As a sophomore, in 2021, he started 3 of 14 games at linebacker, recording 15 tackles. His first career start came on September 18, versus Northern Illinois.

As a junior, in 2022, he started 12 of 13 games, finishing the season with 30 tackles and 3.5 sacks. Harrell’s first career sack came on a shared sack in the season opener versus Colorado State, on September 3.

In 2023, Harrell returned to Michigan for his senior season, winning a national championship. He started all 15 games as an edge rusher, finishing with 31 tackles, 9 tackles for a loss, a team high 6.5 sacks and 2 forced fumbles. Harrell was named All-Big Ten honorable mention.

==Professional career==

Harrell was selected in the seventh round, 252nd overall, by the Tennessee Titans in the 2024 NFL draft. Harrell began the 2024 season on special teams and third on the depth chart at weakside linebacker. He made his NFL debut in the season opener against the Chicago Bears. Harrell appeared in all 17 games for Tennessee, recording 13 tackles and one pressure.

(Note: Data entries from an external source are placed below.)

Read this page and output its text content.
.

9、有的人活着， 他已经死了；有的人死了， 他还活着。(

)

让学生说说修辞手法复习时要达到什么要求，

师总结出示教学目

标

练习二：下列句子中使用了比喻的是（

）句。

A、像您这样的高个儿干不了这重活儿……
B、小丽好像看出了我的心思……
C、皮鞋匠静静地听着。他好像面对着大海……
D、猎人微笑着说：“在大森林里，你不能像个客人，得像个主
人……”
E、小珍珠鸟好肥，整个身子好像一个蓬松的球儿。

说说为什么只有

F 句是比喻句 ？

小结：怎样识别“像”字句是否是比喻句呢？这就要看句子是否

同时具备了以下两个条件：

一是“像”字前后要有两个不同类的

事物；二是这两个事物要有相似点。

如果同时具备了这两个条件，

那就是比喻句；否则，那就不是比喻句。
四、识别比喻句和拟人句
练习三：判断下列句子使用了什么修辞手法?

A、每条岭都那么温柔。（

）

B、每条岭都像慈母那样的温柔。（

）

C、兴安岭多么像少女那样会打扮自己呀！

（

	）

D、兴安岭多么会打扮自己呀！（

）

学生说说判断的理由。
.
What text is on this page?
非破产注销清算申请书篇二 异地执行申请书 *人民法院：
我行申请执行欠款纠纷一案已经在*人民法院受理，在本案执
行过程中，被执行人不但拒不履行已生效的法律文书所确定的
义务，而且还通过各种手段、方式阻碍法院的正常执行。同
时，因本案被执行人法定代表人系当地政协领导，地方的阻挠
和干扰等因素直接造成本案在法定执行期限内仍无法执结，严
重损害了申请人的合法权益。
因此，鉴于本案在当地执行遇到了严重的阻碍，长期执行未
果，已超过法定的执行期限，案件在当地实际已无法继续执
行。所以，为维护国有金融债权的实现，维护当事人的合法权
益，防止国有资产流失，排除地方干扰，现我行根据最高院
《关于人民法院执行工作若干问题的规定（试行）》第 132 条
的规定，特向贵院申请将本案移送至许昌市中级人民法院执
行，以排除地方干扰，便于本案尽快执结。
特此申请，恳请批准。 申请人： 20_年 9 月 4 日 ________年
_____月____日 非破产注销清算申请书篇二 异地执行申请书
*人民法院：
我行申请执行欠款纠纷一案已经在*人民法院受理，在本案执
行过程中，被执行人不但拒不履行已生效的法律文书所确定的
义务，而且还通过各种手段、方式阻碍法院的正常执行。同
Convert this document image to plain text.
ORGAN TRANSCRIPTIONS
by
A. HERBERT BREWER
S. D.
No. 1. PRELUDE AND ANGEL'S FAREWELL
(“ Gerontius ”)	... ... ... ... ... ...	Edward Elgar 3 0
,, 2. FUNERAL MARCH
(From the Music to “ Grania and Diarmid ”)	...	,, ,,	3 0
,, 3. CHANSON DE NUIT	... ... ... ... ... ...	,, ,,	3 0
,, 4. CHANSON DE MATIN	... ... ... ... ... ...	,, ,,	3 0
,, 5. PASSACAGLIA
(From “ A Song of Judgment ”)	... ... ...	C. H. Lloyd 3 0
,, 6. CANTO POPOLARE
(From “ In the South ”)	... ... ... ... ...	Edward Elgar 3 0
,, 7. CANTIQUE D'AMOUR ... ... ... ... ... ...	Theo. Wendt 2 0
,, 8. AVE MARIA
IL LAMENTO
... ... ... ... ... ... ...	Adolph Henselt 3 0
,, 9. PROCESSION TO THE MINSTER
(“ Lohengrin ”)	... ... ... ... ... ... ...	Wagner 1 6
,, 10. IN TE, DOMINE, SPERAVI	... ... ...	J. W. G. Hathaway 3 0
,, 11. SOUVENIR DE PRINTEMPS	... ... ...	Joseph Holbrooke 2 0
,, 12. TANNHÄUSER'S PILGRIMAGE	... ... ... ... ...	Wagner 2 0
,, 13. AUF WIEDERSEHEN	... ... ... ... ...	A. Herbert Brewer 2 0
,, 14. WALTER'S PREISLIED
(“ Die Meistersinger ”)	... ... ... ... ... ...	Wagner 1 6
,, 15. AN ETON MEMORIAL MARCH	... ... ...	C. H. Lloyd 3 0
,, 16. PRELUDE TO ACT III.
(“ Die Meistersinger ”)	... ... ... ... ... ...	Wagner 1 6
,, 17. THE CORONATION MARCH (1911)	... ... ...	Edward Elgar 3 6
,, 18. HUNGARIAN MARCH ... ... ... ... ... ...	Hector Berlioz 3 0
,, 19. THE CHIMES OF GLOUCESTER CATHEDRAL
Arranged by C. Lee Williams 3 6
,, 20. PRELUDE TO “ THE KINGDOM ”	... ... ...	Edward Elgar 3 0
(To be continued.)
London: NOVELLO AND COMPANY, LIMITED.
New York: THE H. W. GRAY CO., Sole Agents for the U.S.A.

On August 16, 2026, Harrell was placed on season–ending injured reserve due to a torn ACL in his right knee.

Pre-draft measurables
| Height | Weight | Arm length | Hand span | Wingspan | 40-yard dash | 10-yard split | 20-yard split | 20-yard shuttle | Vertical jump | Broad jump |
| 6 ft 3+3⁄4 in (1.92 m) | 250 lb (113 kg) | 33+1⁄4 in (0.84 m) | 9+3⁄4 in (0.25 m) | 6 ft 9+1⁄8 in (2.06 m) | 4.68 s | 1.64 s | 2.82 s | 4.39 s | 37.0 in (0.94 m) | 9 ft 10 in (3.00 m) |
All values from NFL Combine/Pro Day

==NFL career statistics==

Legend
| Bold | Career high |

===Regular season===

Year: Team; Games; Tackles; Interceptions; Fumbles
GP: GS; Cmb; Solo; Ast; Sck; TFL; Int; Yds; Avg; Lng; TD; PD; FF; Fmb; FR; Yds; TD
2024: TEN; 17; 0; 13; 8; 5; 0.0; 2; 0; 0; 0.0; 0; 0; 0; 0; 0; 0; 0; 0
2025: TEN; 17; 2; 25; 14; 11; 4.5; 5; 0; 0; 0.0; 0; 0; 0; 1; 0; 0; 0; 0
Career: 34; 2; 38; 22; 16; 4.5; 7; 0; 0; 0.0; 0; 0; 0; 1; 0; 0; 0; 0

==Personal life==
His father, James Harrell, played in the NFL.